District MTSS leaders said they piloted Panorama’s survey capabilities earlier in the year but found Panorama’s MTSS features less customizable for interventionists. A multidisciplinary review team conducted demonstrations and sandbox testing of three vendors—Panorama, Branching Minds, and EduCLIMBER—and scored platforms against a rubric. The district reported EduCLIMBER ranked highest by the educator panel and quoted lower implementation costs than the other vendors.
Director of Mental Health and Wellness Rosalie Johnson and ELD director Spencer Riley explained why a single platform matters: it consolidates academic data, attendance, SEL measures and other records into a student “data story,” reduces time spent pulling information from multiple places, and standardizes documentation of MTSS meetings and action plans. EduCLIMBER staff and district pilot users emphasized features such as automated imports from PowerSchool and assessment systems, progress-monitoring visuals, and an early-warning system to identify students at risk.

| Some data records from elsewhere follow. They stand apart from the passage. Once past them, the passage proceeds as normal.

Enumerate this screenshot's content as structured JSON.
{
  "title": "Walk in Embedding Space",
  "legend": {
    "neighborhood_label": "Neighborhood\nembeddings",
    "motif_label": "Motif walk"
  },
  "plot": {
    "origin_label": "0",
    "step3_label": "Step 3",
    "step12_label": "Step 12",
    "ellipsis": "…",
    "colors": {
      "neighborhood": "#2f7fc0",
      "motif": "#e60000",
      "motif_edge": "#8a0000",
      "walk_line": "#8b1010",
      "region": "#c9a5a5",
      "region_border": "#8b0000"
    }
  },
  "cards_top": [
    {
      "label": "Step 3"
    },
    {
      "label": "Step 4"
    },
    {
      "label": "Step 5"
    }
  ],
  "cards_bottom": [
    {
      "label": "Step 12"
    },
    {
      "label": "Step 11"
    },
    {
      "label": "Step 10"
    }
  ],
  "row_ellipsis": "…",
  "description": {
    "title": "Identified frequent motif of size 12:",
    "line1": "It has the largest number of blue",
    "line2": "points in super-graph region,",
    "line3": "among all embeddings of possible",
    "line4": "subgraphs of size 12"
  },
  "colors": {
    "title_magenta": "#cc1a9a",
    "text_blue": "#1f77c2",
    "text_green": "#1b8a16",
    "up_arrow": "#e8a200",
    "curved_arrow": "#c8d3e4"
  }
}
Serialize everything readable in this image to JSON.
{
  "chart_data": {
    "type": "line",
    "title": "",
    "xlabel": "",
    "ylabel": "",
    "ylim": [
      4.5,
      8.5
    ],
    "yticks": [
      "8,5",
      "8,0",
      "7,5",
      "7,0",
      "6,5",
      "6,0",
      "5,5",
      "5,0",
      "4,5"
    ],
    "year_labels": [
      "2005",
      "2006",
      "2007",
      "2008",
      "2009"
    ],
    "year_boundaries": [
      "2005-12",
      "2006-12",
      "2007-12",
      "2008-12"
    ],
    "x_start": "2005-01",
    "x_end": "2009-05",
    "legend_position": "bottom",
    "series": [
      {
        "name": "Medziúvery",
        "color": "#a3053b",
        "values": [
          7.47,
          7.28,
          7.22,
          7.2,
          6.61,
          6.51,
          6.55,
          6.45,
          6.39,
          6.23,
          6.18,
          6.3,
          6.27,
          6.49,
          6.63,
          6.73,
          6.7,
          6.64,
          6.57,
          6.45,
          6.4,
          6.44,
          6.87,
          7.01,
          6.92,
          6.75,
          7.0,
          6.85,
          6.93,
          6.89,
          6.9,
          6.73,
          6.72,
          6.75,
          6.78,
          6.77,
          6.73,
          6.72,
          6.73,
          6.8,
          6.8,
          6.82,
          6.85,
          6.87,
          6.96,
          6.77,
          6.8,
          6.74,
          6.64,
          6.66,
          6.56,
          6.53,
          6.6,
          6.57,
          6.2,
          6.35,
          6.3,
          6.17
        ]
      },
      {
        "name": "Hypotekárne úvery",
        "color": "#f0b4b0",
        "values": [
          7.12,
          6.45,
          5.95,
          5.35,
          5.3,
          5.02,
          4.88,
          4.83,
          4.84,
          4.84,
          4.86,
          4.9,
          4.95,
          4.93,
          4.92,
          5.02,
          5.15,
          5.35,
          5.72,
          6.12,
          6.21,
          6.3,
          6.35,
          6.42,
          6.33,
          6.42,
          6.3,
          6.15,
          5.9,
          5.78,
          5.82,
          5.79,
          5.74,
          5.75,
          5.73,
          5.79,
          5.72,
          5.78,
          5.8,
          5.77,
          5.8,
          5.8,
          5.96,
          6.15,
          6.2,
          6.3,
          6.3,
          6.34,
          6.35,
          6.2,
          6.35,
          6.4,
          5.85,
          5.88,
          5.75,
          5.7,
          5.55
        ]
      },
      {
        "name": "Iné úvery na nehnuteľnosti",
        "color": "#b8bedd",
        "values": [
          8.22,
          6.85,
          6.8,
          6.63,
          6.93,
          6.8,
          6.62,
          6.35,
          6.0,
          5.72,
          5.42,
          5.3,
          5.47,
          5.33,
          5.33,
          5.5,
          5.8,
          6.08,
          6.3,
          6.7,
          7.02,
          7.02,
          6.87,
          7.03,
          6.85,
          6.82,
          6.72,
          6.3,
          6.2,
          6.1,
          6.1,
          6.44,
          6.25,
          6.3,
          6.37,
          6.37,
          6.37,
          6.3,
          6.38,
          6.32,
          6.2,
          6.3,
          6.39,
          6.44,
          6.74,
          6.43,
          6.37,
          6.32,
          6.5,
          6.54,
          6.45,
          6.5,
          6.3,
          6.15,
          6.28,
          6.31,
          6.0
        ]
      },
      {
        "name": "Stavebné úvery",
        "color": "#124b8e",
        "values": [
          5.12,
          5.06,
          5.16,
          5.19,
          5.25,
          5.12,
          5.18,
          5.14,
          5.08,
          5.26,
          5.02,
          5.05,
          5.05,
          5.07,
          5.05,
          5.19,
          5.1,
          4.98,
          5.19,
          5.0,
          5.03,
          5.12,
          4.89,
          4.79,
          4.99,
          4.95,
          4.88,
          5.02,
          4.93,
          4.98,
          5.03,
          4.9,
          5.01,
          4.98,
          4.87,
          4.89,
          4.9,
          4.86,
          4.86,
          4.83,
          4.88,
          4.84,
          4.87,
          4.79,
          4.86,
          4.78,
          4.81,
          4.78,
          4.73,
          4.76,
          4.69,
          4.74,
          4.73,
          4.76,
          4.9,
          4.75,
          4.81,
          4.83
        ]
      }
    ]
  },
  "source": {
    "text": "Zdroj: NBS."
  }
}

Leaders noted two practical constraints: no platform is perfect, and implementation will require extensive training. The district proposed a three-year phased rollout that begins with training interventionists and a district onboarding team (train‑the‑trainer) so building-level staff can be supported locally. Johnson said EduCLIMBER’s references indicated strong implementation support from the vendor.
Board members asked about Panorama’s shortcomings (limited customization for MTSS workflows) and the degree of automatic data import. District staff said most data can be auto-imported from PowerSchool and other systems but that some manual inputs—such as certain benchmark assessments—will remain. The board also asked whether the MTSS tool would be family-facing; staff said the platform is primarily internal but that family communication and parent-facing materials remain a board priority.
District staff requested board direction to move forward with EduCLIMBER and outlined next steps: board approval, identification of a district onboarding team, a train‑the‑trainer schedule, vendor-led implementation support, and staged building rollouts with ongoing professional development.